As you fail to reach 100% DIFOT, as most do most of the time, at least at first, the failures are used as a source of improvement initiatives.

There is very little more important to the receipt of that next order than your performance on the previous ones. Never forget that, and measure DIFOT.

Hand in hand with DIFOT, you should also measure inventory cover.

The sibling.

You can improve DIFOT by simply increasing inventory when selling a physical product. Demand is inherently difficult to forecast, as it is the future, and entirely out of your hands. The challenge is to prevent your warehouses multiplying, and clogging the operational systems. The ideal situation is ‘make to order’, the ultimate shortening of the order to delivery cycle time.

The most common and very useful measure of inventory is ‘Days cover’. How many days of normal, average, forecast sales, whichever you prefer in your circumstances, do you have on hand to meet demand? This measure is extremely useful on a ‘by product’ basis, but when applied as an average across multiple lines with differing demand levels, can become a dangerous ‘comforter’.
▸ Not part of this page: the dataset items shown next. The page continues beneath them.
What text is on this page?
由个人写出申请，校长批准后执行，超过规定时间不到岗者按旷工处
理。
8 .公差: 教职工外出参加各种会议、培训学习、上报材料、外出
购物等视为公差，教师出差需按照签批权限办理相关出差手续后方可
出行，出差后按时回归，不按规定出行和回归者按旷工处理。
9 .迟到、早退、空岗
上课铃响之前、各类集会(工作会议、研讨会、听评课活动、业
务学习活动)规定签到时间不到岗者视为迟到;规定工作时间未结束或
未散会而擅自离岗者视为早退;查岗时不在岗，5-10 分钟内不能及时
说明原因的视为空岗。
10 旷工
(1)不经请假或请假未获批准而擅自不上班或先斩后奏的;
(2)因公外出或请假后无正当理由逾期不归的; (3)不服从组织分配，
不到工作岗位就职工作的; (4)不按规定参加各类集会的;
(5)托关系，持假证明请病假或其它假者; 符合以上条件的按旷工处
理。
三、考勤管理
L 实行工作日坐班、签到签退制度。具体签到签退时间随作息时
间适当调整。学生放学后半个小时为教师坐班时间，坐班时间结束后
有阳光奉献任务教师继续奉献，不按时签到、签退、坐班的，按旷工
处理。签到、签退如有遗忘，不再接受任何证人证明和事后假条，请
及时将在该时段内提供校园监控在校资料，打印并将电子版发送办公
Counter intuitively, the products that cause the most problems are the smaller volume ones, and new products. In both cases, demand is harder to forecast. The swings from out of stock to excess inventory can be erratic, particularly when a production line is geared to the larger volume runs of an established product as a driver of operational efficiency.

To achieve a 100% DIFOT while controlling physical inventory over an extended period is the most difficult operational challenge I have come across. As a result, it is amongst the most valuable to keep ‘front and centre’. The twin measures of DIFOT and ‘Days Cover’ are a vital element in addressing that ultimate challenge of customer service.